Beams and beamed groups. A beam is just one line connecting the stems to give note type information. A group of four 16th notes with beams will consist of four notehead_full symbols, four stem symbols and two beam symbols. With a dotted note in a beamed group, the very short beam “hook” on the shorter note of the dotted pair is also a beam.

images/guidelines/beamed_group.png

Rests have their own set of primitives (quarter_rest, half_rest, etc.). Individual rests should not be marked with complex symbols, but rests that are inside a beamed group are marked as a part of the beamed_group. (Again, the logic is, we can filter them out, and the beamed group should consist of all the duration it spans in the given voice.)

Grace notes are marked like regular notes (notehead, stem and flags or beams), but there are two extra actions. First, if the grace note has a strikethrough (like acacciatura in early music), this strikethrough is marked with the grace-strikethrough symbol. Second, the entire grace note (or group, in case of beamed grace note groups) is marked with the grace_note (or grace_beamed_group) symbol.

Grace notes are also attached to their complex note! So, a grace note belongs to two complex notes: its grace category, and the solitary_note, beamed_group or whatever it is attached to.

images/guidelines/grace_notes.png

Other complex notes. Sometimes, there may be notes in non-playing contexts, such as in tempo markings or proportional tempo transitions. These are still annotated the same way (notehead, stem, dot, etc.), but their complex class is other_solitary_note or other_beamed_group.

Ossia. If there is an ossia, annotate it as if it were regular notation, and then mark it all as ossia.

4.4. Other Notations

Key signatures The sharps or flats are marked as sharp or flat, just as if the symbols are next to notes. However, the symbols making up the key signature should all be marked as a part of a key_signature symbol.

images/guidelines/key_signature.png

Time signatures The time signatures consisting of numerals are marked as the given numerals; then, the numeral-based time signatures should be marked as a symbol of the time_signature class. The “whole” time signature (a “C” symbol), the alla breve (a “C” with a vertical line) and other time signature symbols have their own distinct categories; they should not be marked as time_signature on top of these.

images/guidelines/time_signature.png

F-clef now gets no special marking rules.

Ties and slurs. Please do mark ties as ties and slurs as slurs. (This is contrary to the original instructions we had in mind, but nevertheless, we have determined that a more detailed annotation is better than a less detailed one, no excuses.) If you are not sure, make a guess.

4.5. Handling text

Text is marked as individual letters. Upper-case letters and lower-case letters are not the same. Numerals (including time signatures) will have the same fate. As with key signatures or notes, texts are composite symbols; the letters are the “text primitives” and there are classes of texts.
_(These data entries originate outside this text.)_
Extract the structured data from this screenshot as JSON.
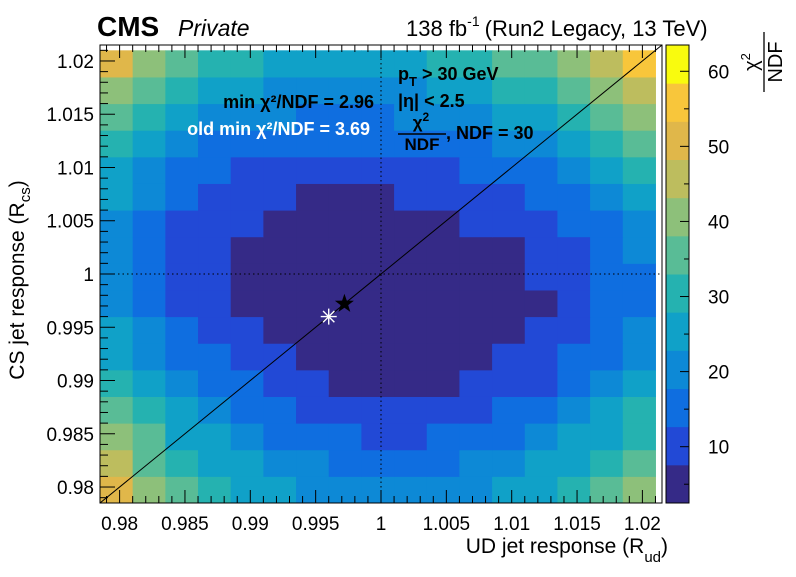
{
  "header": {
    "experiment": "CMS",
    "label": "Private",
    "lumi": "138 fb",
    "lumi_exp": "-1",
    "run_info": "(Run2 Legacy, 13 TeV)"
  },
  "colorbar": {
    "title_num": "χ",
    "title_num_sup": "2",
    "title_den": "NDF",
    "ticks": [
      "10",
      "20",
      "30",
      "40",
      "50",
      "60"
    ]
  },
  "annotations": {
    "min_fit": "min χ²/NDF = 2.96",
    "old_min_fit": "old min χ²/NDF = 3.69",
    "pt_cut_p": "p",
    "pt_cut_sub": "T",
    "pt_cut_rest": " > 30 GeV",
    "eta_cut": "|η| < 2.5",
    "chi_num": "χ",
    "chi_sup": "2",
    "chi_den": "NDF",
    "ndf_text": ", NDF = 30"
  },
  "chart_data": {
    "type": "heatmap",
    "xlabel_main": "UD jet response (R",
    "xlabel_sub": "ud",
    "xlabel_end": ")",
    "ylabel_main": "CS jet response (R",
    "ylabel_sub": "cs",
    "ylabel_end": ")",
    "xlim": [
      0.9785,
      1.0215
    ],
    "ylim": [
      0.9785,
      1.0215
    ],
    "x_tick_values": [
      0.98,
      0.985,
      0.99,
      0.995,
      1,
      1.005,
      1.01,
      1.015,
      1.02
    ],
    "x_tick_labels": [
      "0.98",
      "0.985",
      "0.99",
      "0.995",
      "1",
      "1.005",
      "1.01",
      "1.015",
      "1.02"
    ],
    "y_tick_values": [
      0.98,
      0.985,
      0.99,
      0.995,
      1,
      1.005,
      1.01,
      1.015,
      1.02
    ],
    "y_tick_labels": [
      "0.98",
      "0.985",
      "0.99",
      "0.995",
      "1",
      "1.005",
      "1.01",
      "1.015",
      "1.02"
    ],
    "z_range": [
      2.5,
      63.5
    ],
    "grid": {
      "x_start": 0.9785,
      "y_start": 0.9785,
      "step": 0.0025,
      "note_rows": "row 0 = lowest y bin",
      "z": [
        [
          52,
          42,
          36,
          31,
          27,
          25,
          22,
          21,
          20,
          20,
          21,
          22,
          25,
          27,
          31,
          36,
          42
        ],
        [
          46,
          38,
          31,
          27,
          24,
          21,
          18,
          17,
          16,
          16,
          17,
          18,
          20,
          23,
          26,
          31,
          37
        ],
        [
          40,
          33,
          27,
          23,
          20,
          17,
          14,
          13,
          12,
          12,
          13,
          14,
          16,
          19,
          23,
          27,
          32
        ],
        [
          35,
          28,
          23,
          19,
          16,
          13,
          11,
          9,
          9,
          9,
          9,
          11,
          13,
          15,
          19,
          23,
          28
        ],
        [
          31,
          24,
          19,
          16,
          13,
          10,
          8,
          7,
          6,
          6,
          7,
          8,
          10,
          12,
          16,
          20,
          24
        ],
        [
          27,
          21,
          16,
          13,
          10,
          8,
          6,
          4,
          4,
          4,
          5,
          6,
          8,
          10,
          13,
          17,
          21
        ],
        [
          24,
          18,
          14,
          11,
          8,
          6,
          4,
          3,
          3,
          3,
          3,
          4,
          6,
          8,
          11,
          14,
          19
        ],
        [
          22,
          16,
          12,
          9,
          7,
          5,
          3,
          3,
          3,
          3,
          3,
          4,
          5,
          7,
          10,
          13,
          17
        ],
        [
          21,
          15,
          11,
          9,
          6,
          4,
          3,
          3,
          3,
          3,
          4,
          5,
          6,
          8,
          10,
          13,
          17
        ],
        [
          21,
          15,
          11,
          9,
          7,
          5,
          4,
          4,
          4,
          4,
          5,
          6,
          7,
          9,
          12,
          15,
          19
        ],
        [
          22,
          16,
          12,
          10,
          8,
          6,
          5,
          5,
          5,
          6,
          7,
          8,
          9,
          11,
          14,
          17,
          21
        ],
        [
          24,
          18,
          14,
          12,
          9,
          8,
          7,
          7,
          7,
          8,
          9,
          10,
          12,
          14,
          17,
          21,
          25
        ],
        [
          27,
          21,
          17,
          14,
          12,
          11,
          10,
          10,
          10,
          11,
          12,
          13,
          15,
          17,
          21,
          25,
          30
        ],
        [
          31,
          25,
          20,
          17,
          15,
          14,
          13,
          13,
          13,
          14,
          15,
          17,
          19,
          21,
          25,
          30,
          35
        ],
        [
          36,
          29,
          24,
          21,
          19,
          18,
          17,
          17,
          17,
          18,
          19,
          21,
          23,
          26,
          30,
          35,
          41
        ],
        [
          42,
          34,
          29,
          26,
          24,
          22,
          22,
          22,
          22,
          22,
          24,
          26,
          28,
          31,
          35,
          41,
          48
        ],
        [
          49,
          40,
          34,
          31,
          29,
          27,
          27,
          27,
          27,
          27,
          28,
          30,
          33,
          37,
          41,
          47,
          55
        ]
      ]
    },
    "best_fit": {
      "x": 0.9972,
      "y": 0.9972
    },
    "old_best_fit": {
      "x": 0.996,
      "y": 0.996
    },
    "reference_lines": {
      "x": 1,
      "y": 1,
      "diagonal": true
    }
  },
  "colors": {
    "palette": [
      "#352a87",
      "#2249d6",
      "#0f6ee0",
      "#0d89d6",
      "#10a1c8",
      "#25b2b0",
      "#59bc96",
      "#8dc07a",
      "#bdbd5e",
      "#e0b74a",
      "#f8c63b",
      "#f9fb0e"
    ],
    "best_fit_marker": "#000000",
    "old_best_fit_marker": "#ffffff"
  }
}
Text boxes join letters together to make sensible wholes. For instance, a “dolce” expressive instruction should be annotated as letter_d, letter_o, letter_l, letter_c, letter_e, and then the whole region of the letters should be marked as a text_box.

Dynamics text is also annotated as letters, for instance a pianissimo sign (pp) is annotated as letter_p and letter_p, but instead of text_box, the marking is annotated as text_dynamics.